Paham intoleransi merupakan paham yang dimana individu atau kelompok tertentu sangat tertutup dan tidak menerima kehadiran orang atau kelompok lain dan paham yang dianut. Hal ini dapat merusak keharmonisan antar umat beragama yang dapat dilihat melalui ucapan, tindakan melarang orang lain menjalankan tradisi yang dipercayai dalam lingkungan yang sama. Hal ini tentu dipandang sebagai musuh yang merongrong hakikat makna yang tersirat dalam Bhineka Tunggal Ika. Intoleransi agama mengancam kebhinekaan karena ia merupakan tindakan diskriminasi, pengabaian, larangan atau pengutamaan yang didasarkan pada agama atau kepercayaan.

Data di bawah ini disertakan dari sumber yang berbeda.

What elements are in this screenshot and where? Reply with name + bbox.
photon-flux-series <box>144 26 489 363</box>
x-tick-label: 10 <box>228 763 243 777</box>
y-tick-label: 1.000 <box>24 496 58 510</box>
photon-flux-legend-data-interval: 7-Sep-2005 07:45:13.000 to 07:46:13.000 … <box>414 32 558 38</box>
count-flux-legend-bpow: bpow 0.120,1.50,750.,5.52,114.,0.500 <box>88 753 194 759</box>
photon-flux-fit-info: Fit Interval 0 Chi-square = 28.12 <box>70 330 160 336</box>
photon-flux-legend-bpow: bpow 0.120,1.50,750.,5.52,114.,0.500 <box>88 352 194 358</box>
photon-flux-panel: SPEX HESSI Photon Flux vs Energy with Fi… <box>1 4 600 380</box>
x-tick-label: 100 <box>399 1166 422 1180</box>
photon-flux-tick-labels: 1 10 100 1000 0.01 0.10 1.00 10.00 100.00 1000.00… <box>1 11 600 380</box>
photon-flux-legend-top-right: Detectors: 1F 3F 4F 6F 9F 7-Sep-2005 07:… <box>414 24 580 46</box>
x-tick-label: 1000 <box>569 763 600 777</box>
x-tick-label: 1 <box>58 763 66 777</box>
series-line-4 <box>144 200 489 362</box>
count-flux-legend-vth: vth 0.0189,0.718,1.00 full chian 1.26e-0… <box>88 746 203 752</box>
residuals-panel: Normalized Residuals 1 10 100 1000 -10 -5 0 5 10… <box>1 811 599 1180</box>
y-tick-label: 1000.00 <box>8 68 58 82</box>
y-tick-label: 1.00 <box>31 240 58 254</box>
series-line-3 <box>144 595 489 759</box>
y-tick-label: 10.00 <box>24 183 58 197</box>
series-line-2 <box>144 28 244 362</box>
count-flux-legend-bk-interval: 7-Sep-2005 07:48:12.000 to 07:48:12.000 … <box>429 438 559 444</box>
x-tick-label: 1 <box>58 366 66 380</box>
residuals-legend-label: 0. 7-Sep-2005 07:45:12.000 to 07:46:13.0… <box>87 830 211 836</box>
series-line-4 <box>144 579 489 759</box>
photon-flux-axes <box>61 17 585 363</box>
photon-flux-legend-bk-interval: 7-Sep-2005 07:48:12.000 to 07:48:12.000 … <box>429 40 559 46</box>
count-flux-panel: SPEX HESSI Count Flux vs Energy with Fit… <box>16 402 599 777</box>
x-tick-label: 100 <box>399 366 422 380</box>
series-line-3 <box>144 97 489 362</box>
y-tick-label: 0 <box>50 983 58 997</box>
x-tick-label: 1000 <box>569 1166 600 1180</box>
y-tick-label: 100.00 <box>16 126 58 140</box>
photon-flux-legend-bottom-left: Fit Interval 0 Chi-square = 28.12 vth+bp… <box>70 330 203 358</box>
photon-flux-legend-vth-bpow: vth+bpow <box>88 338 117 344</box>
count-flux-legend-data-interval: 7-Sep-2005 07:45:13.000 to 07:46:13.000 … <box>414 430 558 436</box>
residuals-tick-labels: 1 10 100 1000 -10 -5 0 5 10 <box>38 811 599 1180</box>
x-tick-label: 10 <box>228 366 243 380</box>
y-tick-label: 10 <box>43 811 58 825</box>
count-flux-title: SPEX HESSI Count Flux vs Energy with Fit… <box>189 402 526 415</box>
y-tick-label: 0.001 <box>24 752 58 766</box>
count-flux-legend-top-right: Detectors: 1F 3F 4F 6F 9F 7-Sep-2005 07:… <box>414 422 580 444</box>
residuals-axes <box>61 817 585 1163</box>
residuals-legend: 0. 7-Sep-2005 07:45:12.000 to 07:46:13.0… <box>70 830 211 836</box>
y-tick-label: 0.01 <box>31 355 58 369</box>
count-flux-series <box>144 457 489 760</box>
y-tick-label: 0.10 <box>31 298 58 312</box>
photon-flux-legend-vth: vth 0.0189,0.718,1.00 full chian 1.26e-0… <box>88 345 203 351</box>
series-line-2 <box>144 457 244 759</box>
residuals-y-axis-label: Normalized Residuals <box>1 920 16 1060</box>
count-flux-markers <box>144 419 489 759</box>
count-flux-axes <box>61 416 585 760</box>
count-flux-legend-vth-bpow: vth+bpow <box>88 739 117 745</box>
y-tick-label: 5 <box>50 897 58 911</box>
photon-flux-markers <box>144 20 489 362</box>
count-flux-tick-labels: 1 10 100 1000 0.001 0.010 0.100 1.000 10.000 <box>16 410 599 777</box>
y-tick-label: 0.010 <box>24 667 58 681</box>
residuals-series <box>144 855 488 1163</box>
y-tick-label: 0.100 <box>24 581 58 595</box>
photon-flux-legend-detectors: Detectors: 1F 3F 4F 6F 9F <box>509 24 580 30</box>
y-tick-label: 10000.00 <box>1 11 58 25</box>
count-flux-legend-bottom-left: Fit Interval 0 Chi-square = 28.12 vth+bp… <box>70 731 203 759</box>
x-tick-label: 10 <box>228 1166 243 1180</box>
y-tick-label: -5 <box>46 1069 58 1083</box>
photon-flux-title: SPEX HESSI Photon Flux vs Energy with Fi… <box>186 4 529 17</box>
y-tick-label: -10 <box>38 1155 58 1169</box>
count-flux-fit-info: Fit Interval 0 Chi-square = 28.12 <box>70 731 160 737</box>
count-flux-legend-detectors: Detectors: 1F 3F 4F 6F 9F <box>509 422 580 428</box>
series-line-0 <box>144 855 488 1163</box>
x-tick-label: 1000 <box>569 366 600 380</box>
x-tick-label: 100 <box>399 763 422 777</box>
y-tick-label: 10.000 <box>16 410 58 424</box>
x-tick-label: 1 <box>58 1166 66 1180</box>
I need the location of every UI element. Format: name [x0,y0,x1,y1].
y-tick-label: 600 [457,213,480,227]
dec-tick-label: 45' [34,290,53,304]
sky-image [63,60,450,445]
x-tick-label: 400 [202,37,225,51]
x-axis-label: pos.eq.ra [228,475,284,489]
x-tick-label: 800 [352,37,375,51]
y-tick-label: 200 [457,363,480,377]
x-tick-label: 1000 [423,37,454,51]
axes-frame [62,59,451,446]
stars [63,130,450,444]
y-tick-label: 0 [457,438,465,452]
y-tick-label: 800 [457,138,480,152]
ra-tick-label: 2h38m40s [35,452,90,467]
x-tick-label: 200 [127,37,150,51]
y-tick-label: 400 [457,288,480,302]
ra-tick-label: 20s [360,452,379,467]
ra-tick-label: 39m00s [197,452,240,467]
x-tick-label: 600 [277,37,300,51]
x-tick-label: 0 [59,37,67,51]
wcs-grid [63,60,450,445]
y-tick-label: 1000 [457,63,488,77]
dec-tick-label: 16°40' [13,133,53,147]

Dampak dari intoleran dalam agama ialah tindakan atau perlakuan tidak adil, kerugian fisik atau materi dan mental atau kepribadian, ancaman terjadinya kekerasan atau perkelahian massal, ancaman kerukunan, ancaman kehancuran ekonomi masyarakat, ancaman terhadap eksistensi dasar negara yakni Pancasila.
Dilansir dari artikel detiknews, "Benih Intoleransi di Sekolah" Dicatat bahwa Indonesia, salah satu hal yang mencemaskan adalah ketika praktik intoleransi mulai banyak bermunculan dan tumbuh dalam institusi pendidikan. Hasil penelitian Pusat Pengkajian Islam dan Masyarakat (PPIM) UIN Syarif Hidayatullah, memaparkan sebuah fakta dari hasil kajian dan penelitian tersebut bahwa 43.88% dari 1.859 pelajar SMA yang menjadi responden tersebut cenderung mendukung tindakan intoleran dan 6.56% mendukung paham radikal keagamaan (PPIM-UIN, 2017).
Penelitian lain yang dilakukan oleh Suyanto dkk (2019) dari FISIP Universitas Airlangga menemukan bahwa di kalangan pelajar, intoleransi telah berkembang dalam skala yang cukup pesat dan cukup mencemaskan. Disampaikan bahwa institusi pendidikan sebagai wadah transfer ilmu tidak hanya menjadi tempat bagi pelajar untuk menimba ilmu untuk masa depan, namun dalam setiap kesempatan terjadinya infiltrasi pengaruh buruk dalam pergaulan sosial terhadap sesama pelajar dalam suatu lembaga pendidikan. Walaupun terdapat 67. 6% responden mengaku tidak pernah melakukan tindakan intoleransi kepada pelajar yang lain, tetapi sebanyak 32.4% mengaku pernah, sedangkan 29.2% mengaku jarang dan 3.2% mengaku sering melakukan tindakan intoleransi terhadap sesama pelajar dalam lindungan dan diluar sekolah.
Contoh Sikap Intoleransi
1. Menyudutkan teman yang berbeda gender, suku, ras, atau agama.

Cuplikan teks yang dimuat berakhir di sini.